I’m delighted to be reviewing “Lying and Dying”, by Graham Brack. It’s due to be published on 1st August.
About the book:
What do you do when the poison comes from within…?
The body of a young woman is found strangled by the side of the road. There are no obvious clues to what happened, apart from the discovery of a large amount of cash concealed on her person.
Lieutenant Josef Slonský is put in charge of the case. With a wry sense of humour, a strong stubborn streak and a penchant for pastries, Slonský is not overly popular with the rest of the police force. But he is paired with the freshly-graduated, overly-eager Navrátil, whom he immediately takes under his wing.
When fingers start to point inwards to someone familiar with police operations, Slonský and Navrátil are put in a difficult position.
If what they suspect is true, how deep does the corruption run? Are they willing to risk their careers in their pursuit of the truth?
Anyone could be lying – and others may be in danger of dying.
LYING AND DYING is the first international crime thriller in the detective series featuring Lieutenant Josef Slonský: an atmospheric police procedural full of dark humour.

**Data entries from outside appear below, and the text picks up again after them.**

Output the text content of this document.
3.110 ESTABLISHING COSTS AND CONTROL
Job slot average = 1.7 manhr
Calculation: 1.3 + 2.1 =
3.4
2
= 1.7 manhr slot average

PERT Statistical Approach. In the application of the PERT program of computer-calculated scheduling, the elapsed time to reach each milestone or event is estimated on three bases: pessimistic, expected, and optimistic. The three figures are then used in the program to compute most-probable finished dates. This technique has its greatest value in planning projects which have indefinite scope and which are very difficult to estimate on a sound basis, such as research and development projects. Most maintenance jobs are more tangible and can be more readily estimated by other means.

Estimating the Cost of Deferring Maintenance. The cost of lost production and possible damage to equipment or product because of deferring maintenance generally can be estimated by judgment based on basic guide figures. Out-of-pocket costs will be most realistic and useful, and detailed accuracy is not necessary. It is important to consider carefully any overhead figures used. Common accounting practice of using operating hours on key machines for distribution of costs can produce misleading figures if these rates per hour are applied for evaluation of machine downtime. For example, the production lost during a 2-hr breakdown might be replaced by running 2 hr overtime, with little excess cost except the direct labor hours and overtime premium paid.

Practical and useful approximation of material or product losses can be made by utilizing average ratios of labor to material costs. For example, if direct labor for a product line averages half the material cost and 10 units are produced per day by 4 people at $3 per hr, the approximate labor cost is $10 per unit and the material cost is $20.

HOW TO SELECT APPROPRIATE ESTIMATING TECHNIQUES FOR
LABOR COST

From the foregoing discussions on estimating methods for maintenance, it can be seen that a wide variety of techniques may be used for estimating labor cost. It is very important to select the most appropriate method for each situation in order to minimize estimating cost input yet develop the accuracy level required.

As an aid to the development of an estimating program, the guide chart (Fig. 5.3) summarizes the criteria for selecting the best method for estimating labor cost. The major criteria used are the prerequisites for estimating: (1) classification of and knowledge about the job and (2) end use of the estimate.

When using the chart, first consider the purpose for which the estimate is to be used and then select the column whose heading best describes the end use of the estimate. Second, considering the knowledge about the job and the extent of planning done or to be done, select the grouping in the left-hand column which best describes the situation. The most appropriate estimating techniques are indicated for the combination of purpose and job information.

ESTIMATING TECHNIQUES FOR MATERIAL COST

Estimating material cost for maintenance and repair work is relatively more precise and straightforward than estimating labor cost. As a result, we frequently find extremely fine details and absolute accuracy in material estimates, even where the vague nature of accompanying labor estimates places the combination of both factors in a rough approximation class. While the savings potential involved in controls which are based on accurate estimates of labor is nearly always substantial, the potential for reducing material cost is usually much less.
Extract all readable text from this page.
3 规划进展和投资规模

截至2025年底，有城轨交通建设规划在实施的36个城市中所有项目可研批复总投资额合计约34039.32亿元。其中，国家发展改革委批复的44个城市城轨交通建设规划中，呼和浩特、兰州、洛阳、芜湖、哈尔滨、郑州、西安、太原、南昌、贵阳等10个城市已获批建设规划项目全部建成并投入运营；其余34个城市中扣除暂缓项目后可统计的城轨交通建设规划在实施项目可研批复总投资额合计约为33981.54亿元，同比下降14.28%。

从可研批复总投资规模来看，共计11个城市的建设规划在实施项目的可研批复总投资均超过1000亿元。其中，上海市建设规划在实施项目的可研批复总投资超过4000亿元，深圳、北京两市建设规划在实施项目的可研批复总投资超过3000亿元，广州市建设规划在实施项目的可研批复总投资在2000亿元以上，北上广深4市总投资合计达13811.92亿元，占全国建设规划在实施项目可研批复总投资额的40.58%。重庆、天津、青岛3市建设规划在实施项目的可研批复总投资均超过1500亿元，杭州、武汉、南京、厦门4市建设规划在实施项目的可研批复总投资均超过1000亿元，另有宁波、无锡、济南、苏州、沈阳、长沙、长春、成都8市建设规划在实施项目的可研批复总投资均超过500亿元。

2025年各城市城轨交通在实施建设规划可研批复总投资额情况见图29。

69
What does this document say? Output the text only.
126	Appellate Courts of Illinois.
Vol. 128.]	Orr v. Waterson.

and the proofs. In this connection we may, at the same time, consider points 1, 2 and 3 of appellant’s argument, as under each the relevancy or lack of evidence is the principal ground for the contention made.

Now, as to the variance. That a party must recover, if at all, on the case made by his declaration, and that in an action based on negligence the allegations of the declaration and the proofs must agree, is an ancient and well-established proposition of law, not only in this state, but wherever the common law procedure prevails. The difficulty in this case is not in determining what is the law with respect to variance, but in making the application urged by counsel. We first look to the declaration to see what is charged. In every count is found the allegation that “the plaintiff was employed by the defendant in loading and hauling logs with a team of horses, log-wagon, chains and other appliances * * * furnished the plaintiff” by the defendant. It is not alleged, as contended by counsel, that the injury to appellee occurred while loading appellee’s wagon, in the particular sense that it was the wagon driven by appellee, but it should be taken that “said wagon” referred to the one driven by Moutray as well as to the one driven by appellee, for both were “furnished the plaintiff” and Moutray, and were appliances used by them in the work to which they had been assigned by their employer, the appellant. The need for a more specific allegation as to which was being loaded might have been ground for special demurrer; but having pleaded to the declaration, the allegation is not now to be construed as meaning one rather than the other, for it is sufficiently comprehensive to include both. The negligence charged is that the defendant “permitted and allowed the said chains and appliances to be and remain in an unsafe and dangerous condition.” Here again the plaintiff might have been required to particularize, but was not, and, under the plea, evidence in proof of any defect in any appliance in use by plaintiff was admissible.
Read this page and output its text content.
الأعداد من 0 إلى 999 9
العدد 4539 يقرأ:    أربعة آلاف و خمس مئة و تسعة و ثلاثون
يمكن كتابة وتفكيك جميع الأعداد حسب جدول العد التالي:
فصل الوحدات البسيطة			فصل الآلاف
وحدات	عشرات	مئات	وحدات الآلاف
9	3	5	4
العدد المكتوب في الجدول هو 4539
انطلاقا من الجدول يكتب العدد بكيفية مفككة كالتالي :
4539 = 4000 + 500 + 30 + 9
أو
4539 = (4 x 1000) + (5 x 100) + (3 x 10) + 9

JOSEF SLONSKÝ INVESTIGATIONS SERIES
BOOK ONE: Lying and Dying
BOOK TWO: Slaughter and Forgetting
BOOK THREE: Coming Soon!
*** NOTE: LYING AND DYING WAS PREVIOUSLY PUBLISHED AS THE OUTRAGEOUS BEHAVIOUR OF LEFT-HANDED DWARVES ***
The book opens with the discovery of a dead woman on the road, who is concealing a large amount of cash. Lieutenant Josef Slonský is on the case, along with his new partner, Navrátil, who has recently graduated.
With few clues to the woman’s identity, a picture is placed in the papers. In response, they receive a photograph of someone very familiar. Is it a case of corruption, or something bigger?
The novel is set in Prague in a cold February. It’s the first time I’ve read a book set in that particular part of Europe. I found the plot intriguing, it certainly kept the pages turning. I kept having to reread bits as the twists just kept coming and whilst I tried to work out whodunnit the author did a very good job of leading me up the garden path.
I loved the character of Slonský. He is hilarious, he drives all of his colleagues nuts and he is obsessed with food (he reminded me a bit of Montalbano). He is thought of as lazy, but he insists he just needs brain fuel. Navrátil does a good job of mostly asking questions on the reader’s behalf, but there are occasions when he proves he has brains.
I really enjoyed the novel and look forward to reading more from the author. I would give it 4*.